In the same way, an ecology is a massive system. A whole branch of biology studies the interaction of animals and plants, water resources, free sunlight, and other factors as a system rather than a collection of parts. And, as I’ve written elsewhere,4 a market economy is a type of ecology, driven by human imagination and effort as surely as sunlight drives the life of the Amazon rain forest.

One of the fruits of the Industrial Revolution—with its focusing of the human mind on mechanisms and the interplay of gears and levers, cause and effect—has been the growth of our understanding of this mysterious property, the system relating various things into a working whole. To the antique mind, things stood alone: the horse in the field, the grass under its hooves, the clouds in the sky above. It takes a modern mind to see the clouds as bringers of rain, which makes the grass grow long, which supports the horse, whose droppings enrich the grass. The elements were there for an ancient mind to notice, but the systemic relationships—the inputs, outputs, and feedback mechanisms—were not conventionally remarked.

You can see this kind of antique thinking in the Biblical story of Genesis. God calls forth each animal in isolation, and Adam names it: “horse” over here, “cow” over there. To the eye of even the most primitive Biblical writer, the similarities of these animals in terms of basics like nutritional requirements, herd nature, and—if he or she ever visited a butcher shop—physical structure would have been apparent. To anyone who examined bones, the similarities in skeletal structure among horses, dogs, and humans should be immediately apparent. And yet the ancient mind conceived of these as wholly separate beings. It took the inventive mind of a 19th-century scientist—Darwin, of course, but also other scientists who were writing at the time—to suspect the familial ties between these separate animals through the vast systemic enterprise we call evolution.5

As I grew up from seeing a model ship as an isolated object and began to understand it as a human-mechanical system, so our machine culture has advanced from seeing objects and elements, such as individuals, companies, societies, and nations, in their splendid isolation and moved toward understanding, describing, and beginning to preserve and even manipulate the invisible forces—the inputs, outputs, and feedback mechanisms—that bind them into a working world.
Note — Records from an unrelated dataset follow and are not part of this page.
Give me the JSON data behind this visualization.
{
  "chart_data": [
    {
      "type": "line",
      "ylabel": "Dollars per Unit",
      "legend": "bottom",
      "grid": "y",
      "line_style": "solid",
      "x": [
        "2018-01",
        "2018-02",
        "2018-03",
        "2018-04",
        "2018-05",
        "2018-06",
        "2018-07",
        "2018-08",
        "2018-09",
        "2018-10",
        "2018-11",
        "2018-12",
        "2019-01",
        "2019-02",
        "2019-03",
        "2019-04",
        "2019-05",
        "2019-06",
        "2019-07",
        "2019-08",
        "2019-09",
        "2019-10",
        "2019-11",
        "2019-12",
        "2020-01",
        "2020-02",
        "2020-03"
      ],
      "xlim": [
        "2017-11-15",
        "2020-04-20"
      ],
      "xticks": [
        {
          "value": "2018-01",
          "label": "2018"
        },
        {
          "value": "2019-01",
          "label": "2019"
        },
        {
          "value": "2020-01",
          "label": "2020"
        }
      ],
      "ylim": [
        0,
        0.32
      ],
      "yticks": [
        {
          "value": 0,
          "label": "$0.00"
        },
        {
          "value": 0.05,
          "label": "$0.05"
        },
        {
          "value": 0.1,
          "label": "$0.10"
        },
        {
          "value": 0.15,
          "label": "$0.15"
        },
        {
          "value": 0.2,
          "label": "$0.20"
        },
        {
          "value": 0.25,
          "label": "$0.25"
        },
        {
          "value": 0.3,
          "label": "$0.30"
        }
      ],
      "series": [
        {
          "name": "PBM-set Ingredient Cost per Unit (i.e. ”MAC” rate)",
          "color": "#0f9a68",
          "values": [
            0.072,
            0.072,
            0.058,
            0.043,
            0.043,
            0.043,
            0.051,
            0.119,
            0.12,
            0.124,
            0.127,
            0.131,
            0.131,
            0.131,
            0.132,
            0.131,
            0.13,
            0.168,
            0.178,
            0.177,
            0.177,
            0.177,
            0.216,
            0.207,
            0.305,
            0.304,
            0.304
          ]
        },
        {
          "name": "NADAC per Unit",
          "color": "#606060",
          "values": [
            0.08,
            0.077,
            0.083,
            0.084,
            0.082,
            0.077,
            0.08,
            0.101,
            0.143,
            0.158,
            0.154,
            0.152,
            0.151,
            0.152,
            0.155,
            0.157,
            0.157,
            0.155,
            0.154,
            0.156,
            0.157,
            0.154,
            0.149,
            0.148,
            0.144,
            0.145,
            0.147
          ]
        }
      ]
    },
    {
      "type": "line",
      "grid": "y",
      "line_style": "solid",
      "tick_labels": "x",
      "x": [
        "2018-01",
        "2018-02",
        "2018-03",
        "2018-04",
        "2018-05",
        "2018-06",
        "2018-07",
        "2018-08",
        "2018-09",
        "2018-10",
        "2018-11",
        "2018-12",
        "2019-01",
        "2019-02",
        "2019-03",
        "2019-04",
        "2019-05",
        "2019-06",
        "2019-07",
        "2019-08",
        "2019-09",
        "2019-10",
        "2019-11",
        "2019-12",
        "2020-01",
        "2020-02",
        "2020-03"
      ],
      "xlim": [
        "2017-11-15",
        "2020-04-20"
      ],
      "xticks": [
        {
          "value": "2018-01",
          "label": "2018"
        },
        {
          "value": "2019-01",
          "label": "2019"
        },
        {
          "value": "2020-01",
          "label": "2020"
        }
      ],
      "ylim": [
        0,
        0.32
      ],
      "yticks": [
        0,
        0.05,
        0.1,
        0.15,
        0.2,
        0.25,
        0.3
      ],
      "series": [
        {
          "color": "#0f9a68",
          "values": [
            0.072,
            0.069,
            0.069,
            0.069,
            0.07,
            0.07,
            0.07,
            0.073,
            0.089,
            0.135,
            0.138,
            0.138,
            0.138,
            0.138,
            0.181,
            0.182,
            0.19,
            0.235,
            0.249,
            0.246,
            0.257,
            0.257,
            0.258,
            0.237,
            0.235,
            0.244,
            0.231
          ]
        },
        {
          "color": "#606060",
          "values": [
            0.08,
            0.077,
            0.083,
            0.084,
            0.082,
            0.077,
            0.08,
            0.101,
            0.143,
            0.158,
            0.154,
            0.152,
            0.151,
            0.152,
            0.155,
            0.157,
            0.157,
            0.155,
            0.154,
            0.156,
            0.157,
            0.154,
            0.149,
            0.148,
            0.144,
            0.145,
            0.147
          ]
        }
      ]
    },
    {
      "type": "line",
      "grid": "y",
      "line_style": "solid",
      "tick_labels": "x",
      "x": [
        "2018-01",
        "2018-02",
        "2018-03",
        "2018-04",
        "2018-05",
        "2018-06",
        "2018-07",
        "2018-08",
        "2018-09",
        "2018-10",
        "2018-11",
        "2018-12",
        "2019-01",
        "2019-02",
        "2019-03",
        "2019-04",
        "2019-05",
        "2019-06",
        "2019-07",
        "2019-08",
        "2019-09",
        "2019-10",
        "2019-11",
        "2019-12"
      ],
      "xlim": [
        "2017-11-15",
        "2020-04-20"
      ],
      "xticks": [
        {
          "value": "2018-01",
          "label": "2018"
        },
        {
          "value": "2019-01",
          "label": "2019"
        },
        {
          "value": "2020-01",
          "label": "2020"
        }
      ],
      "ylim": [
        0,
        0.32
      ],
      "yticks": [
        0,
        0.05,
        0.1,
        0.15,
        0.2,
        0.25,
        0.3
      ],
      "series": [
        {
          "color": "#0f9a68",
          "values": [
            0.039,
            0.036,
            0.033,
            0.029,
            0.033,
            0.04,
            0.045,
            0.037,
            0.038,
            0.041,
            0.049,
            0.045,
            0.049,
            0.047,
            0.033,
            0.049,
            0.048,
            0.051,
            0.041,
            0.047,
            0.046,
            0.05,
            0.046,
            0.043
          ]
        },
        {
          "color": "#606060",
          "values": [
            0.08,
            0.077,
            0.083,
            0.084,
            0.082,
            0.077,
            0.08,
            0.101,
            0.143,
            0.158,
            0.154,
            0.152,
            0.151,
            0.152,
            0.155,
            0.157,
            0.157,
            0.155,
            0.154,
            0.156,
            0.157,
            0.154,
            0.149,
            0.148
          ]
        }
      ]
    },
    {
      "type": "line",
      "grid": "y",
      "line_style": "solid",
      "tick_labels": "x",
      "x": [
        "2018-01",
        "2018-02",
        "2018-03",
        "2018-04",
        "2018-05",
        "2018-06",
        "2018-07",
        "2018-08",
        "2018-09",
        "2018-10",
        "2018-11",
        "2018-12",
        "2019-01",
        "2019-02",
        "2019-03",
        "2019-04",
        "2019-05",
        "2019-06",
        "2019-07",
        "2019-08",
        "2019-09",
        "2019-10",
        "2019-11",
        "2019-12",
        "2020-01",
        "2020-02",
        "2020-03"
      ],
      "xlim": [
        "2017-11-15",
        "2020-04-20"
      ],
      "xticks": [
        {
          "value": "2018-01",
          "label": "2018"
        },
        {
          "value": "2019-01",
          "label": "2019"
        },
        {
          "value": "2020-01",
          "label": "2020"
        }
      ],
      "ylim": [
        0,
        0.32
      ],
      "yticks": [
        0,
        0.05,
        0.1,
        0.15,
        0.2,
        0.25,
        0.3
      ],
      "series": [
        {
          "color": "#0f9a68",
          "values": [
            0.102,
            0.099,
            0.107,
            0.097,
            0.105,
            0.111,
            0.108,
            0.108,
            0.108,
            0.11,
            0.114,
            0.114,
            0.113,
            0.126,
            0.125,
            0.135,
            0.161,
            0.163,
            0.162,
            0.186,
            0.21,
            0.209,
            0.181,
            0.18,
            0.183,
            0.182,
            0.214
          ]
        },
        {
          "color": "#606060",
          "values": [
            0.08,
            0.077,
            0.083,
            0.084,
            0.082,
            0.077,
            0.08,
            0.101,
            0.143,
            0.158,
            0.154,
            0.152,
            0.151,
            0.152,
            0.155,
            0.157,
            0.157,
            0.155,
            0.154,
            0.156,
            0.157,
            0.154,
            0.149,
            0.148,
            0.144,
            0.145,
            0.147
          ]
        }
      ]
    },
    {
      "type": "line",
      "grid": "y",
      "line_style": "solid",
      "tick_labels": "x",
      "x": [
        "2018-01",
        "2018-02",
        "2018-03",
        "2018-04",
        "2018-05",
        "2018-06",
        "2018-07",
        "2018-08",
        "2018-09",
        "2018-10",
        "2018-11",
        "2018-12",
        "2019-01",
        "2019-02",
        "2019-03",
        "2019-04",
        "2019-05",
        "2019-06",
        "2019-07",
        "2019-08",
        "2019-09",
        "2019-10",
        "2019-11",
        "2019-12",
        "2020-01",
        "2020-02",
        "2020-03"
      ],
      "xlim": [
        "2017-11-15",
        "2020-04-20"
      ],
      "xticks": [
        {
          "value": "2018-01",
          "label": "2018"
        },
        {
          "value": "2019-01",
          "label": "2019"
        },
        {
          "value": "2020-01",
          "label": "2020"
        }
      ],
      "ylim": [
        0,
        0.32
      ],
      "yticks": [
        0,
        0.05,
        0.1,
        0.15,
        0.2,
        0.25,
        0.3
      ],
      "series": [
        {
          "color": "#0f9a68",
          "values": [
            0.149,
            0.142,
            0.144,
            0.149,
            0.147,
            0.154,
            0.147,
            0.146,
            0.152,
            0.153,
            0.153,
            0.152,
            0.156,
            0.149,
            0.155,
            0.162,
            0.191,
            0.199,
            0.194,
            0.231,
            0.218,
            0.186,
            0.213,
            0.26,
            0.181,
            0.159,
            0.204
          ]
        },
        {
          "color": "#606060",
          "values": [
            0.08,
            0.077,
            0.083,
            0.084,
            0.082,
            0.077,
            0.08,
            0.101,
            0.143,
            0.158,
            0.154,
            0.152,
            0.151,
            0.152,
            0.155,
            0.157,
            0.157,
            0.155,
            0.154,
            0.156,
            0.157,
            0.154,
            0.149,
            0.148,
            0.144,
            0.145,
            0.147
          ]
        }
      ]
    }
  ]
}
We are no longer, in our technology and thinking, dealing primarily with things but with relationships.

1. If you don’t know this author, go to W. W. Norton’s Patrick O’Brian site immediately. Someone once called him “Jane Austen at sea,” and his knowledge of early 19th-century naval life is voluminous as well as entertaining.

2. See my website page The Iron Stable.

3. Unlike many motorcyclists, I’m not a “shade tree mechanic.” I will check tire pressures, add oil when indicated, make minor adjustments, and clean and polish with a fervor. But anything mechanical or safety related, I want to have handled by a competent mechanic. Besides, just changing the oil—which means disposing of or recycling the old oil and filter—has become a major environmental hassle best left to licensed practitioners.

4. See The Economy as an Ecology from November 14, 2011.

5. Even Plato and Aristotle, reputedly the brightest minds among the Greeks, tended to see animals as static objects arising from preconceived, ideal forms—the perfect “Horse” somewhere up beyond the sky—rather than as the developmental projects of a natural world evolving in response to changing environmental conditions.